И был сотворен в квартире на улице Королева суп харчо. Отвергнув советы Похлебкина относительно говядины, Любовь Николаевна все же согласилась с остальными составными его рецепта. Тех составных было девятнадцать. В частности, требовалось полстакана чищеных, понятно грецких, орехов. Где-то она орехи достала. Были опущены в кастрюлю и две ложки хмели-сунели, и пол-ложки семян кориандра, и две ложки зелени петрушки, и три лавровых листа, и десять раздавленных Михаилом Никифоровичем горошин черного перца. А вот со сливами ткемали или тклапи, пюре из ткемали, вышли затруднения. Не было в Москве в продаже ткемали, в прейскурантах – алычи. А харчо нуждалось в кислой основе. Михаил Никифорович предложил заменить ткемали сушеным барбарисом. Куст барбариса рос в палисаднике у его матери в Ельховке, и у Михаила Никифоровича всегда на кухне лежал пакет с рубиновыми ягодами на сухих веточках. По весне на кусте висели лимонные гроздья цветов, пахнущих странно, будто сырыми грибами, в августе же и в сентябре капли ягод горели ярче рябины и бузины. Любовь Николаевна достала банку маслин, те пошли в подмогу барбарису. Отсутствовала рекомендованная Похлебкиным щепотка имеретинского шафрана – кардобенедикта, – но и без кардобенедикта харчо удалось.

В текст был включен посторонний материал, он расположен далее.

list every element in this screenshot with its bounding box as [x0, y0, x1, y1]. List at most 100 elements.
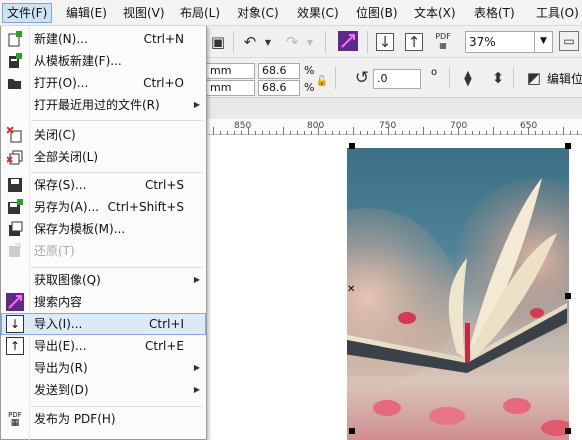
export-icon[interactable]: ↑ [405, 33, 423, 51]
menu-item-send-to[interactable]: 发送到(D) ▶ [1, 379, 206, 401]
horizontal-ruler[interactable]: 850 800 750 700 650 [207, 119, 582, 135]
menu-item-close-all[interactable]: 全部关闭(L) [1, 146, 206, 168]
menu-item-publish-pdf[interactable]: PDF ▦ 发布为 PDF(H) [1, 408, 206, 430]
menu-item-label: 全部关闭(L) [34, 150, 99, 164]
ruler-tick [388, 127, 389, 135]
rotation-angle-field[interactable]: .0 [373, 69, 421, 89]
menu-item-label: 导入(I)... [34, 317, 83, 331]
menu-item-shortcut: Ctrl+O [143, 76, 184, 90]
menu-item-open[interactable]: 打开(O)... Ctrl+O [1, 72, 206, 94]
menu-item-acquire-image[interactable]: 获取图像(Q) ▶ [1, 269, 206, 291]
ruler-tick [283, 127, 284, 135]
search-content-icon [6, 293, 24, 311]
full-screen-icon[interactable]: ▭ [559, 31, 579, 51]
menu-text[interactable]: 文本(X) [410, 3, 460, 23]
menu-item-label: 发送到(D) [34, 383, 89, 397]
menu-item-shortcut: Ctrl+Shift+S [107, 200, 184, 214]
menu-item-label: 还原(T) [34, 244, 75, 258]
drawing-canvas[interactable]: ✕ [207, 135, 582, 440]
undo-dropdown-icon[interactable]: ▼ [257, 31, 279, 53]
menu-item-revert[interactable]: 还原(T) [1, 240, 206, 262]
menu-item-shortcut: Ctrl+S [144, 178, 184, 192]
redo-dropdown-icon[interactable]: ▼ [299, 31, 321, 53]
menu-item-save[interactable]: 保存(S)... Ctrl+S [1, 174, 206, 196]
ruler-tick [458, 127, 459, 135]
submenu-arrow-icon: ▶ [193, 275, 200, 284]
selection-handle-middle-right[interactable] [565, 293, 571, 299]
ruler-tick [318, 127, 319, 135]
toolbar-separator [335, 67, 336, 89]
chevron-down-icon[interactable]: ▼ [534, 31, 552, 53]
selection-handle-top-right[interactable] [565, 143, 571, 149]
mirror-horizontal-icon[interactable]: ⧫ [457, 67, 479, 89]
scale-x-field[interactable]: 68.6 [258, 63, 300, 79]
ruler-tick [423, 127, 424, 135]
paste-icon[interactable]: ▣ [207, 31, 229, 53]
menu-item-label: 保存为模板(M)... [34, 222, 126, 236]
menu-item-search-content[interactable]: 搜索内容 [1, 291, 206, 313]
toolbar-separator [233, 31, 234, 53]
menu-layout[interactable]: 布局(L) [176, 3, 224, 23]
lock-ratio-icon[interactable]: 🔓 [315, 70, 329, 92]
file-menu-dropdown: 新建(N)... Ctrl+N 从模板新建(F)... 打开(O)... Ctr… [0, 26, 207, 440]
toolbar-separator [325, 31, 326, 53]
edit-bitmap-label[interactable]: 编辑位 [547, 70, 582, 87]
menu-tools[interactable]: 工具(O) [532, 3, 582, 23]
ruler-tick [213, 127, 214, 135]
menu-item-label: 打开最近用过的文件(R) [34, 98, 160, 112]
mirror-vertical-icon[interactable]: ⬍ [487, 67, 509, 89]
menu-item-save-as-template[interactable]: 保存为模板(M)... [1, 218, 206, 240]
template-icon [6, 52, 24, 70]
menu-item-label: 导出为(R) [34, 361, 88, 375]
selection-handle-bottom-right[interactable] [565, 428, 571, 434]
search-content-icon[interactable] [338, 31, 358, 51]
menu-item-label: 另存为(A)... [34, 200, 100, 214]
edit-bitmap-icon[interactable]: ◩ [523, 67, 545, 89]
menu-edit[interactable]: 编辑(E) [62, 3, 111, 23]
menu-separator [31, 267, 203, 268]
scale-y-field[interactable]: 68.6 [258, 80, 300, 96]
menu-item-shortcut: Ctrl+I [149, 317, 184, 331]
selection-handle-bottom-center[interactable] [349, 428, 355, 434]
menu-item-new[interactable]: 新建(N)... Ctrl+N [1, 28, 206, 50]
ruler-strip [207, 98, 582, 119]
import-icon[interactable]: ↓ [376, 33, 394, 51]
pdf-icon: PDF ▦ [8, 411, 22, 428]
menu-item-import[interactable]: ↓ 导入(I)... Ctrl+I [1, 313, 206, 335]
menu-item-export[interactable]: ↑ 导出(E)... Ctrl+E [1, 335, 206, 357]
book-photo[interactable] [347, 148, 569, 440]
submenu-arrow-icon: ▶ [193, 100, 200, 109]
menu-table[interactable]: 表格(T) [470, 3, 519, 23]
menu-item-label: 导出(E)... [34, 339, 87, 353]
menu-item-export-as[interactable]: 导出为(R) ▶ [1, 357, 206, 379]
submenu-arrow-icon: ▶ [193, 385, 200, 394]
menu-effects[interactable]: 效果(C) [293, 3, 343, 23]
menu-item-close[interactable]: 关闭(C) [1, 124, 206, 146]
scale-x-unit: % [304, 64, 315, 77]
publish-pdf-icon[interactable]: PDF ▦ [432, 30, 454, 52]
selection-handle-top-center[interactable] [349, 143, 355, 149]
menu-bitmaps[interactable]: 位图(B) [352, 3, 402, 23]
menu-item-new-from-template[interactable]: 从模板新建(F)... [1, 50, 206, 72]
menu-view[interactable]: 视图(V) [119, 3, 169, 23]
import-icon: ↓ [6, 315, 24, 333]
save-icon [6, 176, 24, 194]
menu-file[interactable]: 文件(F) [2, 3, 53, 23]
zoom-level-value: 37% [469, 35, 496, 49]
ruler-tick [528, 127, 529, 135]
toolbar-separator [513, 67, 514, 89]
menu-item-label: 搜索内容 [34, 295, 83, 309]
object-width-field[interactable]: mm [207, 63, 255, 79]
menu-item-label: 获取图像(Q) [34, 273, 101, 287]
menu-object[interactable]: 对象(C) [233, 3, 283, 23]
rotation-icon: ↺ [354, 68, 370, 88]
menu-item-save-as[interactable]: 另存为(A)... Ctrl+Shift+S [1, 196, 206, 218]
menu-separator [31, 172, 203, 173]
menu-item-label: 从模板新建(F)... [34, 54, 122, 68]
menu-item-open-recent[interactable]: 打开最近用过的文件(R) ▶ [1, 94, 206, 116]
center-marker-icon[interactable]: ✕ [347, 284, 355, 295]
zoom-level-select[interactable]: 37% ▼ [465, 31, 553, 53]
close-doc-icon [6, 126, 24, 144]
object-height-field[interactable]: mm [207, 80, 255, 96]
revert-icon [6, 242, 24, 260]
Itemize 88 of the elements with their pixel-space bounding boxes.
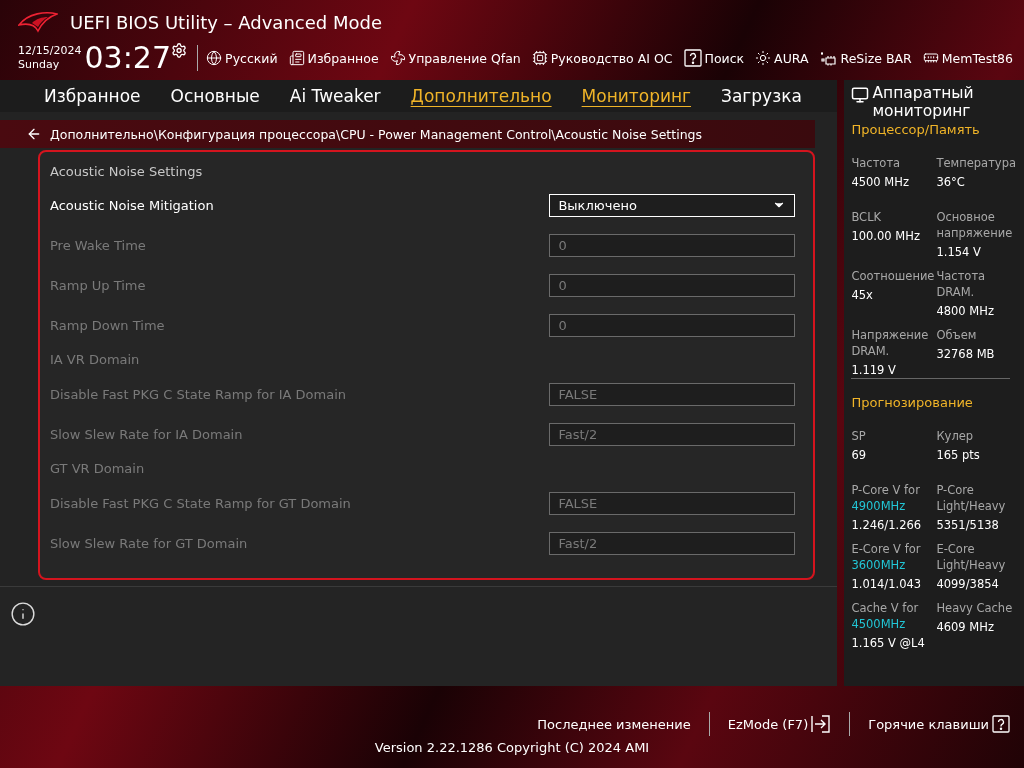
metric-label: Частота xyxy=(851,155,902,171)
metric-value: 36°C xyxy=(936,174,966,190)
setting-label: Disable Fast PKG C State Ramp for IA Domain xyxy=(50,386,346,402)
metric-frequency: 3600MHz xyxy=(851,557,907,573)
section-title: Прогнозирование xyxy=(851,395,974,410)
metric-value: 4099/3854 xyxy=(936,576,1000,592)
metric-label: SP xyxy=(851,428,867,444)
sun-icon xyxy=(755,50,772,66)
footer-button[interactable]: Горячие клавиши xyxy=(868,715,1010,733)
toolbar-button[interactable]: Поиск xyxy=(683,49,745,67)
metric-value: 1.246/1.266 xyxy=(851,517,923,533)
settings-icon[interactable] xyxy=(171,42,188,59)
toolbar-button[interactable]: Русский xyxy=(206,50,278,66)
group-heading: IA VR Domain xyxy=(50,352,140,367)
dropdown-field[interactable]: Выключено xyxy=(549,193,796,217)
toolbar-button[interactable]: ReSize BAR xyxy=(819,50,912,66)
metric-label: E-Core V for xyxy=(851,541,922,557)
metric-value: 1.119 V xyxy=(851,362,897,378)
metric-value: 5351/5138 xyxy=(936,517,1000,533)
toolbar-button[interactable]: Руководство AI OC xyxy=(531,50,673,66)
metric-value: 4609 MHz xyxy=(936,619,995,635)
metric-frequency: 4900MHz xyxy=(851,498,907,514)
day-text: Sunday xyxy=(18,58,61,72)
monitor-title: Аппаратный мониторинг xyxy=(872,84,975,120)
metric-label: Объем xyxy=(936,327,978,343)
group-heading: GT VR Domain xyxy=(50,461,145,476)
footer-button[interactable]: Последнее изменение xyxy=(537,716,691,732)
globe-icon xyxy=(206,50,223,66)
footer-button[interactable]: EzMode (F7) xyxy=(727,714,832,734)
metric-label: Температура xyxy=(936,155,1016,171)
breadcrumb-path: Дополнительно\Конфигурация процессора\CPU - Power Management Control\Acoustic Noise Settings xyxy=(50,126,702,142)
panel-title: Acoustic Noise Settings xyxy=(50,162,204,181)
list-icon xyxy=(288,50,305,66)
setting-label: Pre Wake Time xyxy=(50,237,146,253)
metric-label: P-Core Light/Heavy xyxy=(936,482,1007,514)
setting-label: Disable Fast PKG C State Ramp for GT Domain xyxy=(50,495,351,511)
metric-label: E-Core Light/Heavy xyxy=(936,541,1007,573)
exit-icon xyxy=(811,714,832,734)
toolbar-button[interactable]: Управление Qfan xyxy=(389,50,521,66)
toolbar-button[interactable]: AURA xyxy=(755,50,809,66)
metric-label: Частота DRAM. xyxy=(936,268,987,300)
clock-time: 03:27 xyxy=(84,42,171,74)
date-text: 12/15/2024 xyxy=(18,44,83,58)
version-text: Version 2.22.1286 Copyright (C) 2024 AMI xyxy=(374,740,650,755)
setting-label: Slow Slew Rate for IA Domain xyxy=(50,426,243,442)
help-icon xyxy=(992,715,1010,733)
metric-label: P-Core V for xyxy=(851,482,921,498)
chip-icon xyxy=(531,50,548,66)
metric-value: 69 xyxy=(851,447,868,463)
metric-label: Основное напряжение xyxy=(936,209,1014,241)
info-icon xyxy=(10,601,36,627)
metric-value: 45x xyxy=(851,287,874,303)
metric-label: Кулер xyxy=(936,428,975,444)
toolbar-button[interactable]: Избранное xyxy=(288,50,379,66)
setting-label: Acoustic Noise Mitigation xyxy=(50,197,214,213)
chip-icon xyxy=(819,50,838,66)
section-title: Процессор/Память xyxy=(851,122,981,137)
metric-label: Cache V for xyxy=(851,600,920,616)
fan-icon xyxy=(389,50,406,66)
toolbar-button[interactable]: MemTest86 xyxy=(922,50,1013,66)
nav-tab[interactable]: Основные xyxy=(170,86,260,106)
setting-label: Ramp Down Time xyxy=(50,317,165,333)
back-arrow-icon[interactable] xyxy=(26,126,42,142)
metric-value: 1.014/1.043 xyxy=(851,576,923,592)
metric-label: BCLK xyxy=(851,209,883,225)
metric-value: 4500 MHz xyxy=(851,174,910,190)
nav-tab[interactable]: Мониторинг xyxy=(581,86,692,106)
metric-value: 1.165 V @L4 xyxy=(851,635,926,651)
nav-tab[interactable]: Ai Tweaker xyxy=(289,86,381,106)
metric-value: 165 pts xyxy=(936,447,981,463)
metric-value: 32768 MB xyxy=(936,346,996,362)
window-title: UEFI BIOS Utility – Advanced Mode xyxy=(70,11,382,33)
metric-value: 1.154 V xyxy=(936,244,982,260)
setting-label: Ramp Up Time xyxy=(50,277,146,293)
metric-frequency: 4500MHz xyxy=(851,616,907,632)
metric-label: Соотношение xyxy=(851,268,936,284)
nav-tab[interactable]: Избранное xyxy=(44,86,141,106)
metric-label: Напряжение DRAM. xyxy=(851,327,930,359)
search-icon xyxy=(683,49,702,67)
setting-label: Slow Slew Rate for GT Domain xyxy=(50,535,248,551)
logo-icon xyxy=(18,11,58,33)
metric-value: 100.00 MHz xyxy=(851,228,921,244)
metric-label: Heavy Cache xyxy=(936,600,1014,616)
nav-tab[interactable]: Дополнительно xyxy=(410,86,552,106)
nav-tab[interactable]: Загрузка xyxy=(721,86,802,106)
memory-icon xyxy=(922,50,939,66)
metric-value: 4800 MHz xyxy=(936,303,995,319)
monitor-icon xyxy=(851,86,870,104)
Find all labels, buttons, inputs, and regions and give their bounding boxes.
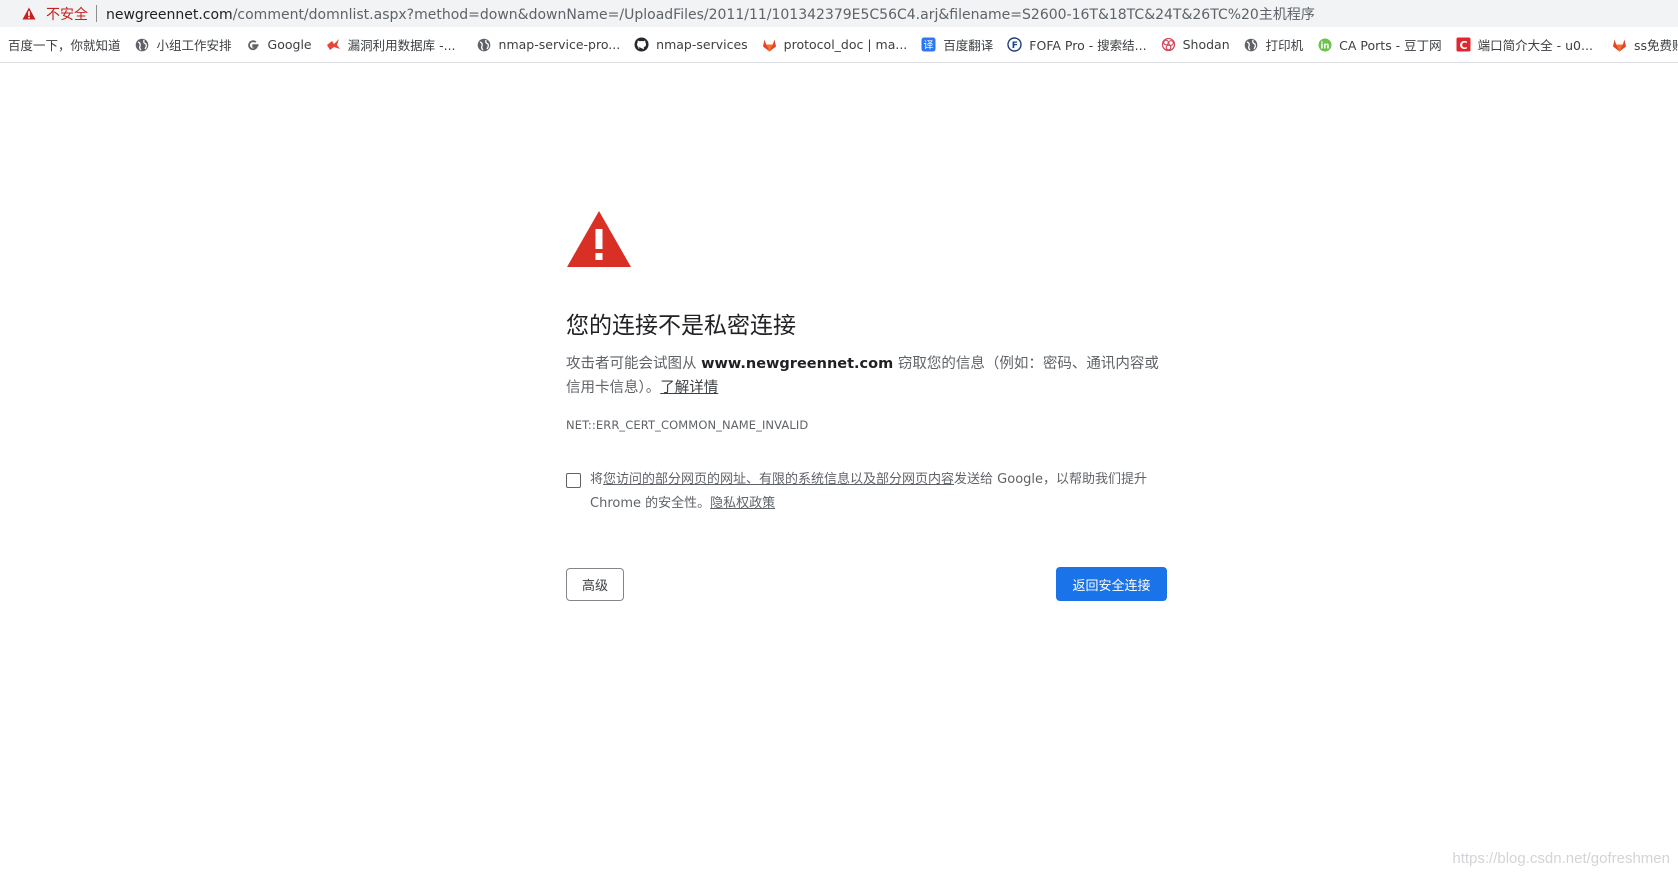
baidu-translate-icon: 译	[921, 37, 936, 52]
bookmark-label: 百度翻译	[943, 38, 994, 53]
bookmark-label: 漏洞利用数据库 -...	[347, 38, 456, 53]
bookmark-team-schedule[interactable]: 小组工作安排	[128, 31, 239, 59]
optin-details-link[interactable]: 您访问的部分网页的网址、有限的系统信息以及部分网页内容	[603, 472, 954, 487]
optin-text: 将您访问的部分网页的网址、有限的系统信息以及部分网页内容发送给 Google，以…	[590, 468, 1170, 516]
bookmark-shodan[interactable]: Shodan	[1154, 31, 1237, 59]
gitlab-icon	[762, 37, 777, 52]
globe-icon	[1244, 37, 1259, 52]
bookmark-label: protocol_doc | ma...	[783, 37, 908, 52]
url-host: newgreennet.com	[106, 6, 233, 23]
globe-icon	[135, 37, 150, 52]
bookmark-ss-free[interactable]: ss免费账-	[1600, 31, 1678, 59]
bookmark-google[interactable]: Google	[239, 31, 319, 59]
address-bar[interactable]: 不安全 newgreennet.com/comment/domnlist.asp…	[0, 0, 1678, 27]
svg-text:译: 译	[924, 40, 934, 52]
not-secure-warning-icon[interactable]	[22, 6, 40, 22]
url-text[interactable]: newgreennet.com/comment/domnlist.aspx?me…	[106, 4, 1315, 24]
bookmark-label: FOFA Pro - 搜索结...	[1029, 38, 1147, 53]
advanced-button[interactable]: 高级	[566, 568, 624, 601]
bookmark-nmap-services[interactable]: nmap-services	[627, 31, 755, 59]
danger-triangle-icon	[566, 210, 632, 272]
csdn-icon: C	[1456, 37, 1471, 52]
bookmark-protocol-doc[interactable]: protocol_doc | ma...	[755, 31, 915, 59]
page-title: 您的连接不是私密连接	[566, 313, 796, 339]
gitlab-icon	[1612, 37, 1627, 52]
svg-text:C: C	[1459, 39, 1467, 52]
docin-icon: in	[1317, 37, 1332, 52]
bookmark-baidu-translate[interactable]: 译 百度翻译	[914, 31, 1000, 59]
globe-icon	[477, 37, 492, 52]
svg-text:F: F	[1012, 41, 1018, 51]
optin-checkbox[interactable]	[566, 473, 581, 488]
bookmark-label: 百度一下，你就知道	[8, 38, 121, 53]
address-divider	[96, 5, 97, 22]
watermark: https://blog.csdn.net/gofreshmen	[1452, 850, 1670, 867]
bookmark-baidu[interactable]: 百度一下，你就知道	[0, 31, 128, 59]
bookmarks-bar: 百度一下，你就知道 小组工作安排 Google 漏洞利用数据库 -... nma…	[0, 27, 1678, 63]
optin-prefix: 将	[590, 472, 604, 487]
github-icon	[634, 37, 649, 52]
bookmark-label: CA Ports - 豆丁网	[1339, 38, 1442, 53]
bookmark-label: nmap-service-pro...	[498, 37, 621, 52]
fofa-icon: F	[1007, 37, 1022, 52]
google-icon	[246, 37, 261, 52]
bookmark-nmap-service-probes[interactable]: nmap-service-pro...	[463, 31, 628, 59]
bookmark-label: nmap-services	[656, 37, 748, 52]
bookmark-label: 小组工作安排	[156, 38, 232, 53]
warning-description: 攻击者可能会试图从 www.newgreennet.com 窃取您的信息（例如：…	[566, 352, 1166, 400]
bookmark-ca-ports[interactable]: in CA Ports - 豆丁网	[1310, 31, 1449, 59]
bookmark-label: 打印机	[1265, 38, 1304, 53]
not-secure-label[interactable]: 不安全	[46, 4, 88, 24]
learn-more-link[interactable]: 了解详情	[660, 380, 718, 396]
bookmark-label: Shodan	[1182, 37, 1230, 52]
privacy-policy-link[interactable]: 隐私权政策	[710, 496, 775, 511]
bookmark-label: 端口简介大全 - u0...	[1477, 38, 1593, 53]
desc-prefix: 攻击者可能会试图从	[566, 356, 702, 372]
back-to-safety-button[interactable]: 返回安全连接	[1056, 567, 1167, 601]
desc-host: www.newgreennet.com	[701, 356, 894, 372]
shodan-icon	[1161, 37, 1176, 52]
bookmark-fofa[interactable]: F FOFA Pro - 搜索结...	[1000, 31, 1153, 59]
bookmark-port-guide[interactable]: C 端口简介大全 - u0...	[1449, 31, 1600, 59]
svg-text:in: in	[1320, 41, 1329, 51]
exploitdb-icon	[326, 37, 341, 52]
bookmark-printer[interactable]: 打印机	[1237, 31, 1311, 59]
error-code: NET::ERR_CERT_COMMON_NAME_INVALID	[566, 418, 809, 432]
bookmark-exploit-db[interactable]: 漏洞利用数据库 -...	[319, 31, 463, 59]
bookmark-label: Google	[267, 37, 312, 52]
bookmark-label: ss免费账-	[1633, 38, 1678, 53]
url-path: /comment/domnlist.aspx?method=down&downN…	[232, 6, 1315, 23]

Между прочим, когда стало ясно, что харчо получилось, Любовь Николаевна опять принялась напевать. И напевала она не «Сулико», не что-либо из Брегвадзе, или Кикабидзе, или Гвердцители, а слова из репертуара Стрельченко: «У кого же нет капусты, прошу к нам в огород, во девичий хоровод…» Потом пошло: «Матушка родна, подай воды холодной…» При этом она взглянула на Михаила Никифоровича игриво, Михаил Никифорович игривость тут же пресек, хотя пела Любовь Николаевна приятно… Но харчо Михаил Никифорович ел с удовольствием, хвалил Любовь Николаевну. «Что вы меня-то хвалите! – сказала Любовь Николаевна. – Мы вместе готовили. Без вашего барбариса ничего бы не вышло». Любовь Николаевна сразу же поняла, что перестаралась, тут речь прямо пошла о совместном столе или о кухонном сообществе. Михаил Никифорович посерьезнел, и несколько дней отношения их с Любовью Николаевной были строгие, будто между Ливией и Тунисом. Но потом, после кабачков, фаршированных мясом и тушенных в сметане, отношения смягчились.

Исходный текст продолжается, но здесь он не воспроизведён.